The stairs were built by the British to separate the Jewish and Arab quarters (now the Old City and the Artists Quarter respectively) after riots in 1936. They were heavily guarded and at night a searchlight swept the stairs to make sure no one jumped from quarter to quarter.
During the period leading up to and during the War of Independence, to cross from one side of the stairs to the other was to take your life in your hands. It was so dangerous that it became known as Stalingrad Alley, after the Battle of Stalingrad.
The stairs are called, in Hebrew, Ma'alot Olei Hagardom, in memory of the members of the Irgun (an underground Zionist paramilitary group that operated in Mandate Palestine between 1931 and 1948) who were hung by the British in Acre and later buried in Safed after the War of Independence.
We started to walk down these steep stairs, soon turning right. There we found many of Safed's historic synagogues, including the Abhuav Synagogue which has a Torah scroll from the Middle Ages. In the Yosef Caro Synagogue you can see the famous Shulhan Aruch (literally the "set table"), which dates back to the Middle Ages and is still used as the primary source for understanding Jewish religious laws. I simply enjoyed the narrow cobblestone lanes and alleys and the doors and windows painted blue in mystical symbolism to confuse evil spirits.
Back at the Great Stairs we turned left, which took us right back into the Artists Quarter where we were staying. Before returning to the Artists' Colony Inn I set off to find the Ziffer Sculpture Garden, a small garden that was bequeathed to the Safed municipality by the sculptor Moshe Ziffer and his wife Rachel. When I was an art student in Liverpool back in the late 1980s I had picked up a book of Ziffer's work (and found a note inside handwritten by the sculptor!). I still have it on my bookshelves here in Israel. I was keen to see his work for myself.

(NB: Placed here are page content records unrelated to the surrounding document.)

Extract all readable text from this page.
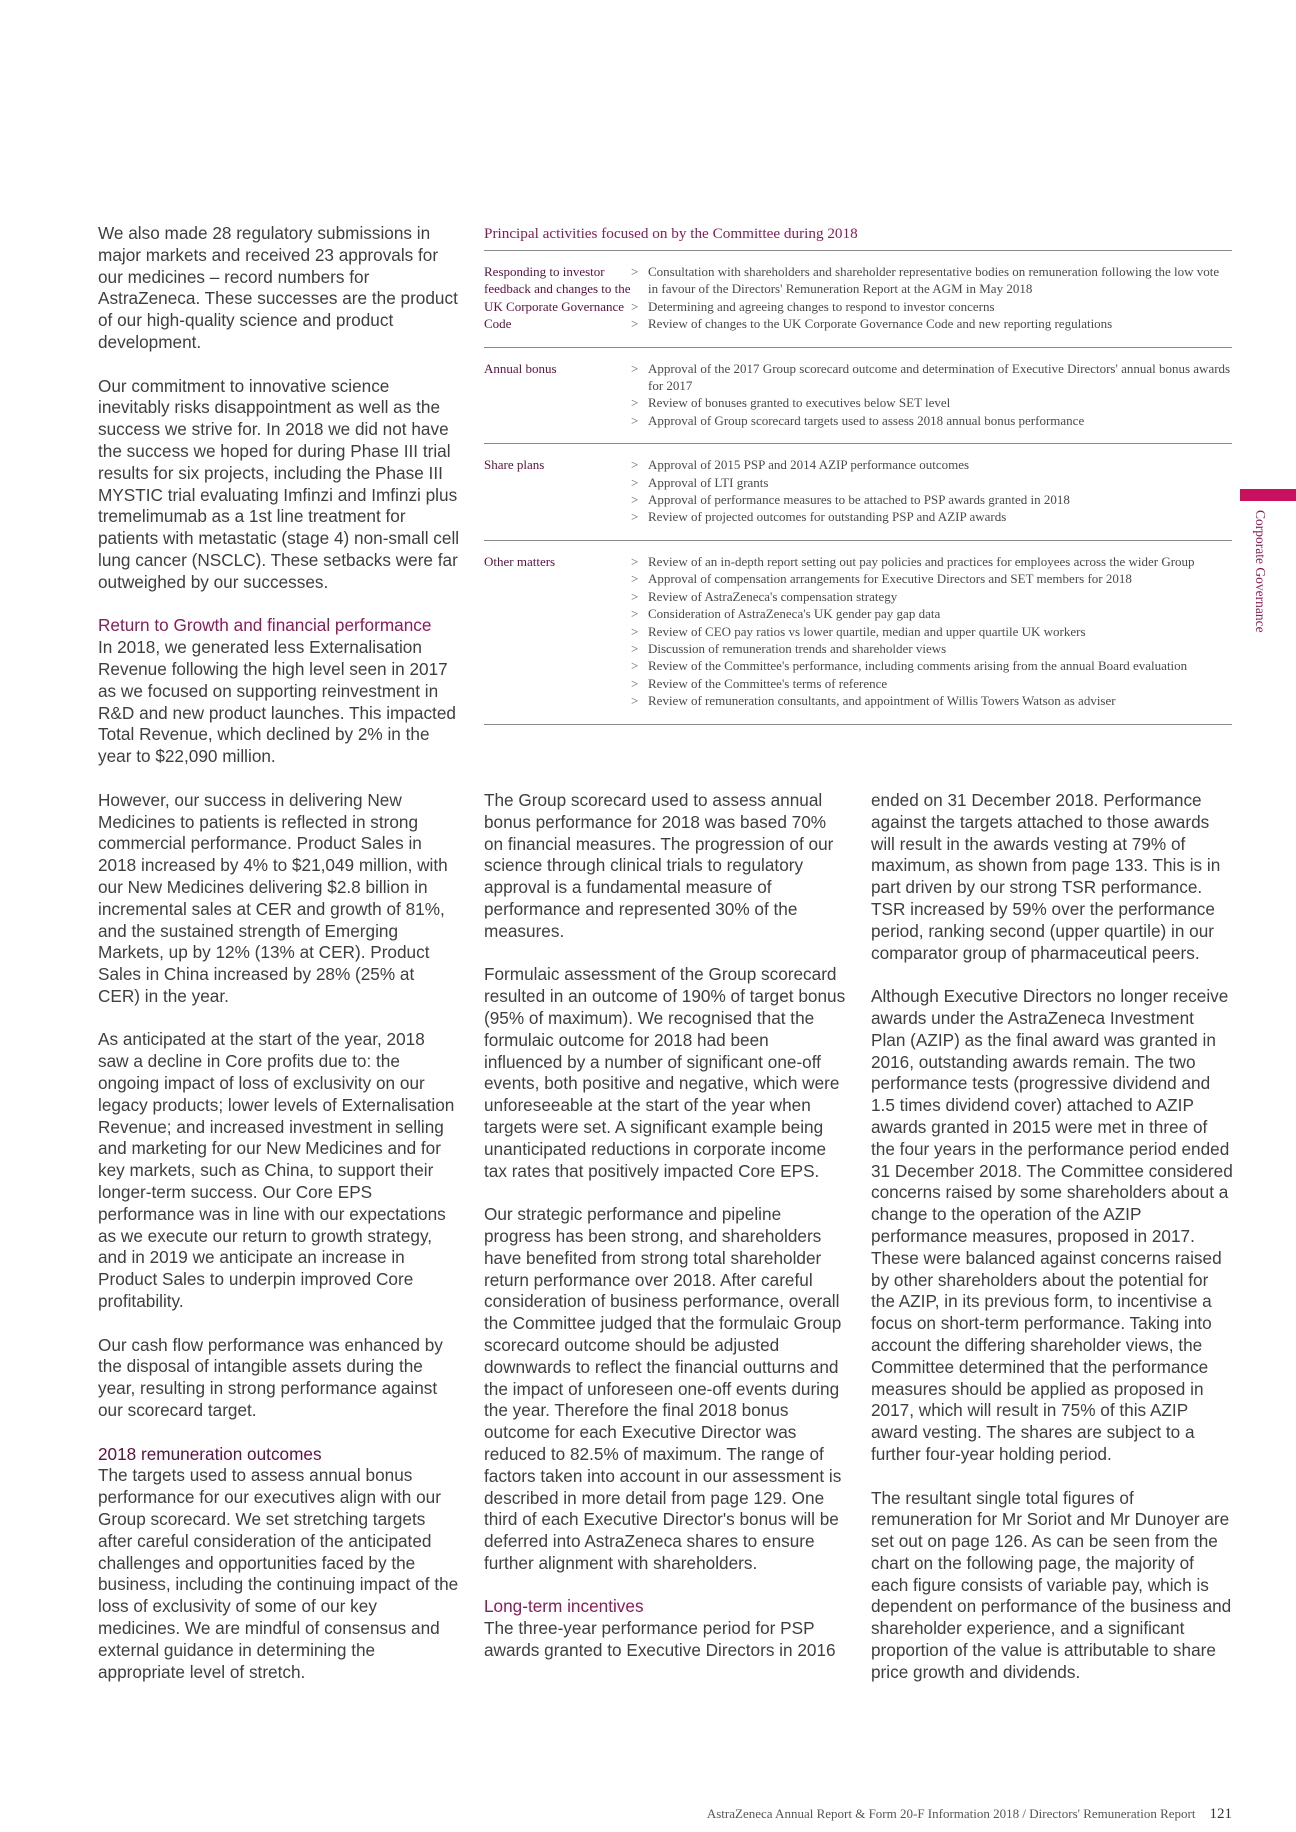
Corporate Governance

We also made 28 regulatory submissions in major markets and received 23 approvals for our medicines – record numbers for AstraZeneca. These successes are the product of our high-quality science and product development.

Our commitment to innovative science inevitably risks disappointment as well as the success we strive for. In 2018 we did not have the success we hoped for during Phase III trial results for six projects, including the Phase III MYSTIC trial evaluating Imfinzi and Imfinzi plus tremelimumab as a 1st line treatment for patients with metastatic (stage 4) non-small cell lung cancer (NSCLC). These setbacks were far outweighed by our successes.

Return to Growth and financial performance

In 2018, we generated less Externalisation Revenue following the high level seen in 2017 as we focused on supporting reinvestment in R&D and new product launches. This impacted Total Revenue, which declined by 2% in the year to $22,090 million.

However, our success in delivering New Medicines to patients is reflected in strong commercial performance. Product Sales in 2018 increased by 4% to $21,049 million, with our New Medicines delivering $2.8 billion in incremental sales at CER and growth of 81%, and the sustained strength of Emerging Markets, up by 12% (13% at CER). Product Sales in China increased by 28% (25% at CER) in the year.

As anticipated at the start of the year, 2018 saw a decline in Core profits due to: the ongoing impact of loss of exclusivity on our legacy products; lower levels of Externalisation Revenue; and increased investment in selling and marketing for our New Medicines and for key markets, such as China, to support their longer-term success. Our Core EPS performance was in line with our expectations as we execute our return to growth strategy, and in 2019 we anticipate an increase in Product Sales to underpin improved Core profitability.

Our cash flow performance was enhanced by the disposal of intangible assets during the year, resulting in strong performance against our scorecard target.

2018 remuneration outcomes

The targets used to assess annual bonus performance for our executives align with our Group scorecard. We set stretching targets after careful consideration of the anticipated challenges and opportunities faced by the business, including the continuing impact of the loss of exclusivity of some of our key medicines. We are mindful of consensus and external guidance in determining the appropriate level of stretch.

Principal activities focused on by the Committee during 2018
Responding to investor feedback and changes to the UK Corporate Governance Code
> Consultation with shareholders and shareholder representative bodies on remuneration following the low vote in favour of the Directors' Remuneration Report at the AGM in May 2018
> Determining and agreeing changes to respond to investor concerns
> Review of changes to the UK Corporate Governance Code and new reporting regulations
Annual bonus	> Approval of the 2017 Group scorecard outcome and determination of Executive Directors' annual bonus awards for 2017
> Review of bonuses granted to executives below SET level
> Approval of Group scorecard targets used to assess 2018 annual bonus performance
Share plans	> Approval of 2015 PSP and 2014 AZIP performance outcomes
> Approval of LTI grants
> Approval of performance measures to be attached to PSP awards granted in 2018
> Review of projected outcomes for outstanding PSP and AZIP awards
Other matters	> Review of an in-depth report setting out pay policies and practices for employees across the wider Group
> Approval of compensation arrangements for Executive Directors and SET members for 2018
> Review of AstraZeneca's compensation strategy
> Consideration of AstraZeneca's UK gender pay gap data
> Review of CEO pay ratios vs lower quartile, median and upper quartile UK workers
> Discussion of remuneration trends and shareholder views
> Review of the Committee's performance, including comments arising from the annual Board evaluation
> Review of the Committee's terms of reference
> Review of remuneration consultants, and appointment of Willis Towers Watson as adviser

The Group scorecard used to assess annual bonus performance for 2018 was based 70% on financial measures. The progression of our science through clinical trials to regulatory approval is a fundamental measure of performance and represented 30% of the measures.

Formulaic assessment of the Group scorecard resulted in an outcome of 190% of target bonus (95% of maximum). We recognised that the formulaic outcome for 2018 had been influenced by a number of significant one-off events, both positive and negative, which were unforeseeable at the start of the year when targets were set. A significant example being unanticipated reductions in corporate income tax rates that positively impacted Core EPS.

Our strategic performance and pipeline progress has been strong, and shareholders have benefited from strong total shareholder return performance over 2018. After careful consideration of business performance, overall the Committee judged that the formulaic Group scorecard outcome should be adjusted downwards to reflect the financial outturns and the impact of unforeseen one-off events during the year. Therefore the final 2018 bonus outcome for each Executive Director was reduced to 82.5% of maximum. The range of factors taken into account in our assessment is described in more detail from page 129. One third of each Executive Director's bonus will be deferred into AstraZeneca shares to ensure further alignment with shareholders.

Long-term incentives

The three-year performance period for PSP awards granted to Executive Directors in 2016

ended on 31 December 2018. Performance against the targets attached to those awards will result in the awards vesting at 79% of maximum, as shown from page 133. This is in part driven by our strong TSR performance. TSR increased by 59% over the performance period, ranking second (upper quartile) in our comparator group of pharmaceutical peers.

Although Executive Directors no longer receive awards under the AstraZeneca Investment Plan (AZIP) as the final award was granted in 2016, outstanding awards remain. The two performance tests (progressive dividend and 1.5 times dividend cover) attached to AZIP awards granted in 2015 were met in three of the four years in the performance period ended 31 December 2018. The Committee considered concerns raised by some shareholders about a change to the operation of the AZIP performance measures, proposed in 2017. These were balanced against concerns raised by other shareholders about the potential for the AZIP, in its previous form, to incentivise a focus on short-term performance. Taking into account the differing shareholder views, the Committee determined that the performance measures should be applied as proposed in 2017, which will result in 75% of this AZIP award vesting. The shares are subject to a further four-year holding period.

The resultant single total figures of remuneration for Mr Soriot and Mr Dunoyer are set out on page 126. As can be seen from the chart on the following page, the majority of each figure consists of variable pay, which is dependent on performance of the business and shareholder experience, and a significant proportion of the value is attributable to share price growth and dividends.

AstraZeneca Annual Report & Form 20-F Information 2018 / Directors' Remuneration Report 121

Moshe Ziffer was one of Israel's premier sculptors. His work was exhibited in galleries in Tel Aviv and Safed, as well as on the campuses of the Hebrew University in Jerusalem, the Tel Aviv University, the Weizmann Institute of Science in Rehovot, New York and Brussels. He was an environmental sculptor and worked in stone. He sculpted several large sculptures, measuring over two metres high. These sculptures are scattered around the garden for visitors viewing pleasure though, despite the fact that Ziffer requested that the city care for the premises and use the small house as a venue to assist new artists, I found the garden terribly overgrown and in rather a mess. The sculptures were still impressive.